Expérience inoubliable et rare, dormir face à une meute de loups invite à un voyage dans la mémoire collective. Nous avons testé cette nuit insolite, avec une question en tête : pourquoi cet animal fascine-t-il toujours autant ? Pro ou anti, le loup ne laisse personne indifférent.
Une immense baie vitrée me sépare d’une meute de loups. Je mesure par réflexe l’épaisseur du triple vitrage…
lls sont cinq devant moi. Des loups gris, qui semblent immenses. Ils jouent, se chamaillent, l’un croque le museau de son frère. J’observe leur regard perçant. Leurs pattes et leurs gueules.
Les voilà donc, ces loups qui suscitent chez l’homme une peur séculaire. Face à eux, me revient toute la littérature qui s’en rapporte : Croc Blanc bien sûr, mais aussi la musique, Pierre et le Loup, la légende de la Bête du Gévaudan, les histoires des 3 petits cochons, le petit Chaperon rouge, la Petite poule rousse…
Pourquoi cet animal fascine-t-il autant ? Alors que je m’interroge, surviennent les hurlements dans la nuit. Un concert inoubliable. Des réponses, des tons différents, une musique qui a dû effrayer quantités d’hommes au temps où le loup peuplait davantage les campagnes.
Le loup ne laisse personne indifférent
Je colle mon nez à la vitre à nouveau. Ils se sont approchés. Cette fois, ils me regardent fixement. J’observe à loisir les yeux légèrement jaunes de l’animal. Sa mâchoire dont la force pourrait broyer ma main. Son pelage, ses oreilles dressées.

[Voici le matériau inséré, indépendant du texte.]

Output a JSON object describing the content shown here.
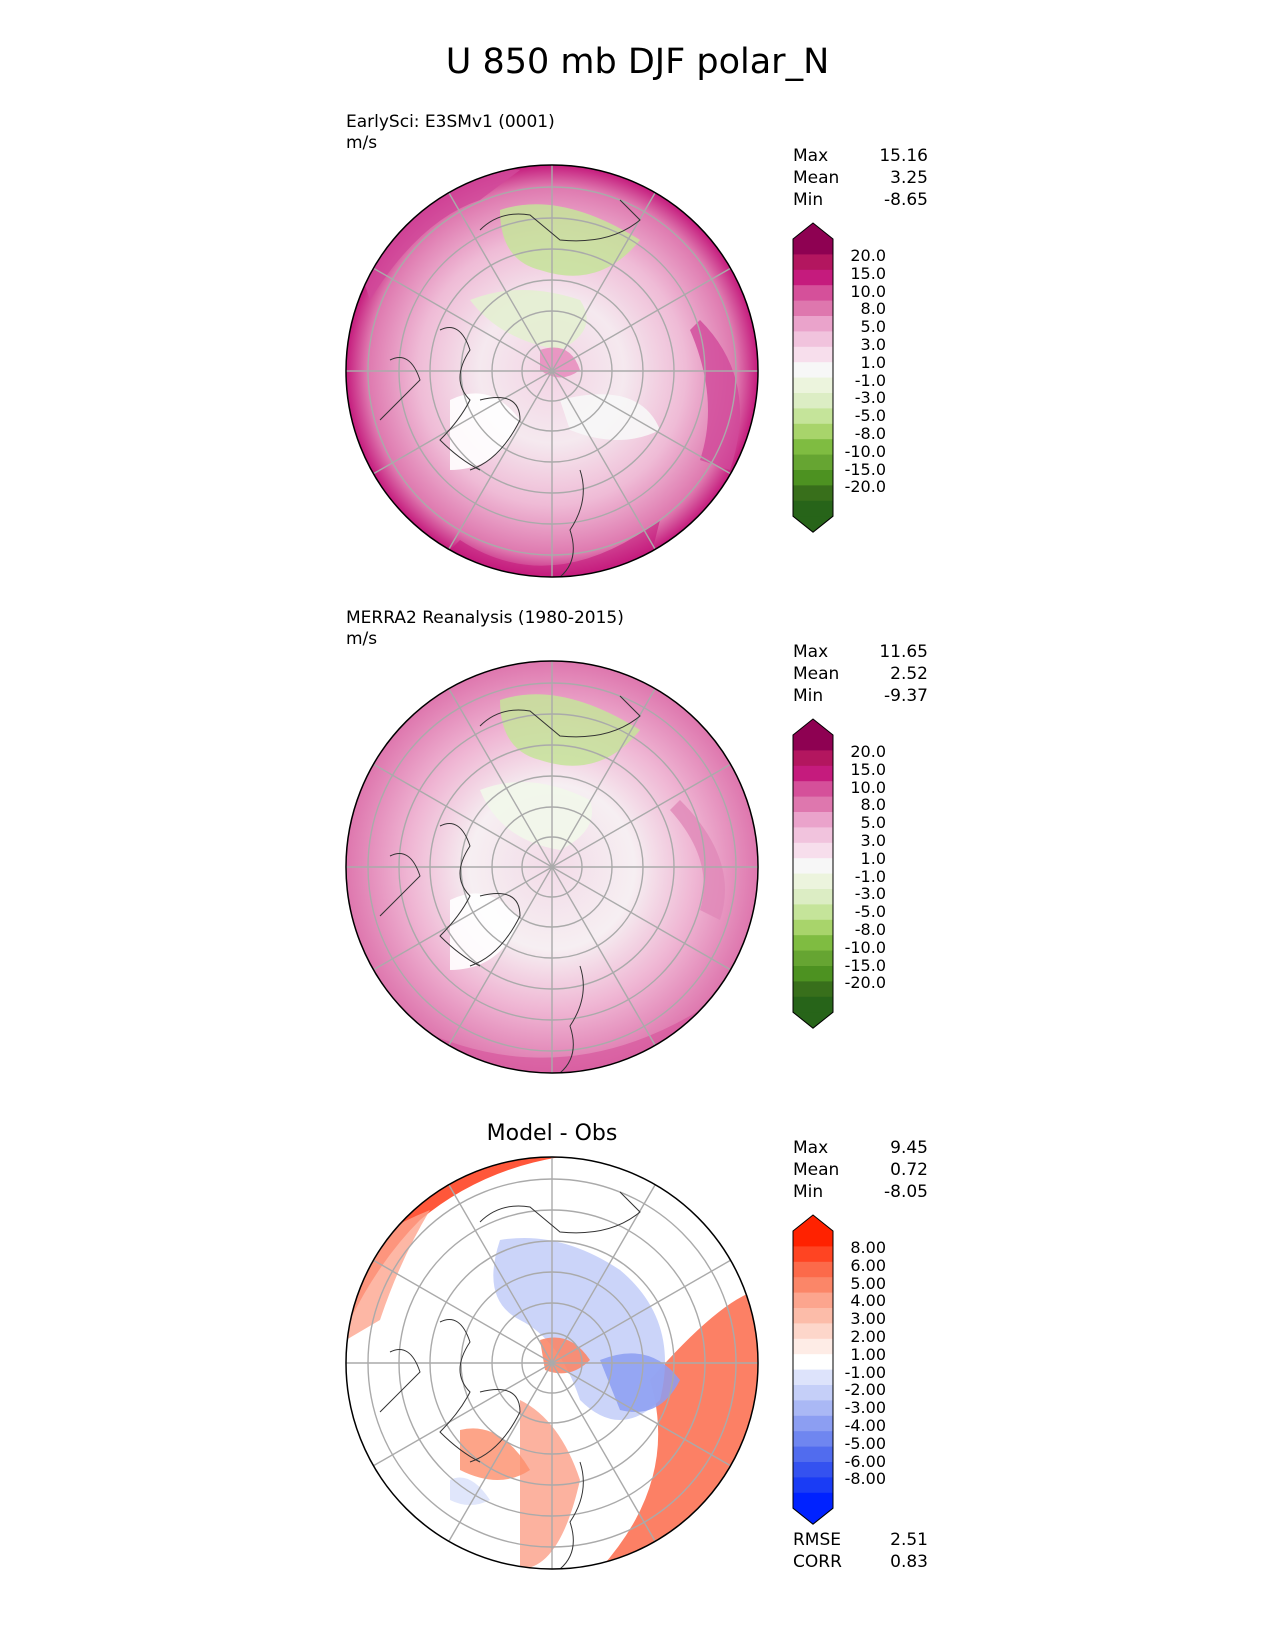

L’un d’entre eux affiche sa domination sur la meute avec sa queue relevée. Tandis que les autres semblent acquiescer.
Clivant, le loup ne laisse personne indifférent. Dans ce parc zoologique mosellan qui propose aux visiteurs de dormir à quelques mètres seulement d’une meute, la logique est avant tout d’expliquer le rôle du loup dans l’écosystème de la nature. Conscient aussi des attaques du loup dans la région, en Lorraine notamment…
"Aux Etats-Unis, la réintroduction des loups dans le parc de Yellowstone a favorisé la régénération des sols", explique ainsi Clément Leroux, en charge de la communication du Parc de Ste Croix en Moselle, qui accueille en son sein plusieurs meutes et propose ce genre de séjour en "immersion". "Rien ne vaut la connaissance de l'animal pour mieux comprendre les enjeux de la survie de l'espèce. Partout où ils se trouvent, les loups font bouger les autres animaux, les cervidés. Du coup, les prairies se renouvellent ».
Michel Pastoureau, historien, et directeur d'études à l'École pratique des hautes études vient de publier en novembre 2018, un ouvrage sur le loup aux éditions du Seuil. "Une histoire culturelle ». Selon lui, le loup fait partie du "bestiaire central des européens, où il joue le rôle de la vedette". Il suffit de se pencher sur les expressions qui lui collent au pelage. "Une faim de loup, une soif de loup, le grand-méchant loup, connu comme le loup blanc, loup garou…Sans compter les patronymes liés à cet animal. Leloup, Pasdeloup, …"
"Dévoration" et métamorphose
Le loup occupe déjà une place dans la mythologie antique, à l’exemple de la louve romaine qui a nourri Romulus et Rémus. Sans parler des histoires de dévorations, de métamorphoses et de loups-garous.
Pour cet historien, la peur du loup est revenue à l’époque moderne. « Les documents d’archives illustrent une peur grandissante qui tient son paroxysme avec l’affaire de la Bête du Gévaudan entre 1765 et 1767. Dans les campagnes, la peur ne disparaît que lentement ». Puis au XXe siècle, le loup change de registre. De dangereux, il devient amusant. Le loup vorace et redouté est renvoyé au passé. Marqué dans l’histoire des lieux, les proverbes, et les légendes".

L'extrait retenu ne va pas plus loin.